To get the most value out of Big Data, other Machine Learning tools and processes that leverage various algorithms include:
- Comprehensive data quality and management
- GUIs for building models and process flows
- Interactive data exploration and visualization of model results
- Comparisons of different Machine Learning models to quickly identify the best one
- Automated ensemble model evaluation to determine the best performers
- Easy model deployment so you can get repeatable, reliable results quickly
- An integrated end-to-end platform for the automation of the data-to-decision process
Machine Learning Prerequisites
For those interested in learning more about breaking into the field of Machine Learning, a few requirements should be met to be successful in pursual of this field. These requirements include:
- Basic knowledge of programming and scripting languages
- Intermediate knowledge of statistics and probability
- Basic knowledge of linear algebra. In the linear regression model, a line is drawn through all the data points, and that line is used to compute new values.

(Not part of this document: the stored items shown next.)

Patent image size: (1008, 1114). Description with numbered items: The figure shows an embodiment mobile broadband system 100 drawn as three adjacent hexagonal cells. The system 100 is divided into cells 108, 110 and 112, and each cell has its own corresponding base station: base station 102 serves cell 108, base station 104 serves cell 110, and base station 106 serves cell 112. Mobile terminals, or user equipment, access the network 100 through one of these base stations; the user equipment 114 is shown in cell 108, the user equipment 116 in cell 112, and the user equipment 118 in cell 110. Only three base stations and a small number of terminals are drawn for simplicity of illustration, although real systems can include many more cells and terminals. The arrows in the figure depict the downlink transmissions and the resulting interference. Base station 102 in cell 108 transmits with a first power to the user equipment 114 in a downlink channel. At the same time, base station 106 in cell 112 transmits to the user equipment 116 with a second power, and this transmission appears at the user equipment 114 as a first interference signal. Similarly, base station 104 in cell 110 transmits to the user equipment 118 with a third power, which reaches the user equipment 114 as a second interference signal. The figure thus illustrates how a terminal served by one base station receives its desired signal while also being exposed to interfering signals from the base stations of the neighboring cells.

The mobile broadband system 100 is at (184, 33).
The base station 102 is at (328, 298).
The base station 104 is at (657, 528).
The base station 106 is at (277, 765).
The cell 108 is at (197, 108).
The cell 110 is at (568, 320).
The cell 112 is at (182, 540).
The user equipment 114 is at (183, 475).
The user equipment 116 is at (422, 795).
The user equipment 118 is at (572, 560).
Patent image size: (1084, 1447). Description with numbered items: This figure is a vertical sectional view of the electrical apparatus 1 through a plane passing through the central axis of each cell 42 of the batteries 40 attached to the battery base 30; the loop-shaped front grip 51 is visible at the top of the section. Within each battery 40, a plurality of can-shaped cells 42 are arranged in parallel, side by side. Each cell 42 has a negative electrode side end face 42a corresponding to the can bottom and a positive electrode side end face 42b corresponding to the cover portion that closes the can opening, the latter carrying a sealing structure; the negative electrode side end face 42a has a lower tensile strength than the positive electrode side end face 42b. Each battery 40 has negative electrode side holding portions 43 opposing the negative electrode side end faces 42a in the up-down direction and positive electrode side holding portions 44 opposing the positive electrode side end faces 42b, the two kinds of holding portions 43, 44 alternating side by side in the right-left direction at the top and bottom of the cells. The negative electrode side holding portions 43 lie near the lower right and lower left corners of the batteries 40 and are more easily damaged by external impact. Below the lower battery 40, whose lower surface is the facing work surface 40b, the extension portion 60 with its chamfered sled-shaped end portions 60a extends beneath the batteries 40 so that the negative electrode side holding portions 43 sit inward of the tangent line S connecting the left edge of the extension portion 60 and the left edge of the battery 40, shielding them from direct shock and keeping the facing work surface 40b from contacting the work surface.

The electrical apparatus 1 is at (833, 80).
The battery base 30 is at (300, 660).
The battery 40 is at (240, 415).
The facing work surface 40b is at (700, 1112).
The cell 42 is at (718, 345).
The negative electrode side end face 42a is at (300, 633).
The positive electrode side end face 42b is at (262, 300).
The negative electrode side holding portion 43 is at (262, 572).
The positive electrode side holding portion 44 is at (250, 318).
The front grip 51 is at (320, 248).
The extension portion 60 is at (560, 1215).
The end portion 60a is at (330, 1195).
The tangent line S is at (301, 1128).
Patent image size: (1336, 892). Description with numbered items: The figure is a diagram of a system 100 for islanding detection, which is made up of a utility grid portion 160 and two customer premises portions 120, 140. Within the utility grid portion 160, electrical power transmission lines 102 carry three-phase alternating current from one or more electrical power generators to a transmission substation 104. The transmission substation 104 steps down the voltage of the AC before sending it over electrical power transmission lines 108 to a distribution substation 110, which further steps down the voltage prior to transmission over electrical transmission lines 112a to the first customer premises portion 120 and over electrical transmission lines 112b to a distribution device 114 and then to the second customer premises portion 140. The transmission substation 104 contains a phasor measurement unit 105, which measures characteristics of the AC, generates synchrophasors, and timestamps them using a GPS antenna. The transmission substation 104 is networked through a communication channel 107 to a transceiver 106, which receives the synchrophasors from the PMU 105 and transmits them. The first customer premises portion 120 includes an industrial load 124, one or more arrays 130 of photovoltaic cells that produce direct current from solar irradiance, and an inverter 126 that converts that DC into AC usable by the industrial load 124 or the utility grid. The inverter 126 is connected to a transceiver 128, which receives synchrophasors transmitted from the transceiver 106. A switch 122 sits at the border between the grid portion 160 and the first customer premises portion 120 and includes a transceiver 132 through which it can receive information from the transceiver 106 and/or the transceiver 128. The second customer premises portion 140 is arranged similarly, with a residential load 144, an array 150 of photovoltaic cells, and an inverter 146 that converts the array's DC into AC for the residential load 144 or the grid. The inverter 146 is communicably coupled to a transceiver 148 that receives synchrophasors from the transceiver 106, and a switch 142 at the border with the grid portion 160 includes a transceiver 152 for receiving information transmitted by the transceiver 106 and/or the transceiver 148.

- Understanding of calculus
- Knowledge of how to clean and structure raw data to the desired format to reduce the time taken for decision making.
Each of these prerequisites will help you quickly succeed in transitioning into Machine Learning. For a refresh on the various prerequisites above, the Simplilearn YouTube channel provides succinct and detailed overviews.
Conclusion
- Machine learning and other AI based system are disrupting many industries and bringing us smarter, more targeted products and services.
- Education and training are already feeling the way of these technologies and will be dramatically transformed by them.
- Data-driven adaptive training will become the industry standard as we move towards competency based training.
Machine Learning is the future. The future is now, are you ready to transform?